Quelques mois avant son suicide en 1963, l’autrice américaine Sylvia Plath convoquait la figure de Méduse dans Medusa, l’un de ses poèmes les plus mystérieux et les plus commentés. Nous avons proposé à trois autrices d'écrire une réponse à ce poème qui serait aussi une vision personnelle et contemporaine du mythe. Ici, celle d’Astrid Haerens : poétesse et autrice belge néerlandophone (Erosie).
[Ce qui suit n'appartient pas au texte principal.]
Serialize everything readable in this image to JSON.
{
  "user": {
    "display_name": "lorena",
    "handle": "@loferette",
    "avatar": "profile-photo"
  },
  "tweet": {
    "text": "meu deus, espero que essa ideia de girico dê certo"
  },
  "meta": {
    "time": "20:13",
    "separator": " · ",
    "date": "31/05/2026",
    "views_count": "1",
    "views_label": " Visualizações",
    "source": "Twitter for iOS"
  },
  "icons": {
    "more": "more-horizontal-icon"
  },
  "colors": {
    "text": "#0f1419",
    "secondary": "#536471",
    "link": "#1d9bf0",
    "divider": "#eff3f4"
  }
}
On peut comprendre une culture aux choses ou aux êtres qu’elle 

rejette en tant que monstres hors de ses frontières normatives. 

Oui, on parle de moi

en chuchotant, tu entends

ces murmures farouches ces

tchutchutchu tchutchutchu hmmmmm

autour de ma tête qui roule

tornades de velours de

respirations

hinh hinh hiiiinh

expire

le vent cancanier du large

apporte avec lui

un continuel

bruissement saturé

écoute-les conspirer, soupirer

cribler de leurs rires ma tête

qui roule et roule et entend

toi, maladroite fille-serpent, Méduse
était la femme la plus sexy de l’histoire, un seul regard sur elle
Et tu durcissais instantanément, ha ha ha
es-tu vivante ou es-tu morte, es-tu
un vrai monstre, ha ha ?

autrefois pourtant, je dormais

comme un bébé, bienheureuse

gorgone moiteur viciée croûtes

de chassie au coin des yeux jambes écartées

entre mes sœurs bizarres

enchevêtrement souple de bassins

un tas ondulant, sifflant

peau d’argile chaude et humide

oui, on chuchote à mon propos

des mots lénifiants, affilés comme une lame

tu l’as cherché, Méduse

tu l’as cherché – quinze mains calleuses

ont enserré mes mâchoires crispées

de la salive s’est insinuée et plus encore

ce blanc de l’œil blême

souillée tr tr tr tremblante

et ouverte

je gisais

en étoile de mer

et complètement seule :

 

il s’est enfoncé en tournoyant dans la blessure

de mon bas-ventre

mes intestins qui grondent

ma peau brûlée, poilue

dans ma bouche l’arrière-goût

âpre de l’eau salée

et moi qui continuais de demander

j’étais là, pas vrai, c’est arrivé, pas vrai,

je l’ai cherché, je l’ai cherché,

je l’ai cherché

pas vrai ?

 

regarde là, ma tête qui roule, de plus en plus loin,

dévalant la colline cahoteuse, les bouches se crispent,

spasmes, coups de pied, halètements,

et elle entend

pour pouvoir juger l’auteur de la violence

la plus secrète et la plus intime,

il importe que les faits se soient déroulés

au grand jour et aux yeux de tous –

sinon, nous serons au regret

de devoir te renvoyer chez toi

comme la salope et

la menteuse que tu es

ha ha Méduse, chuut Méduse

sale pute à boches, puante et lubrique

hmmm Méduse, t’

es un monstre

Je suis déjà dur comme la pierre, bébé

Les filles, c’est comme ça

Les filles, c’est comme ça, oh

lilith, carrie, bloody-bloody-mary

britney, malala, frida et anuna

les poils des jambes de Méduse sont-ils de tout petits serpents ?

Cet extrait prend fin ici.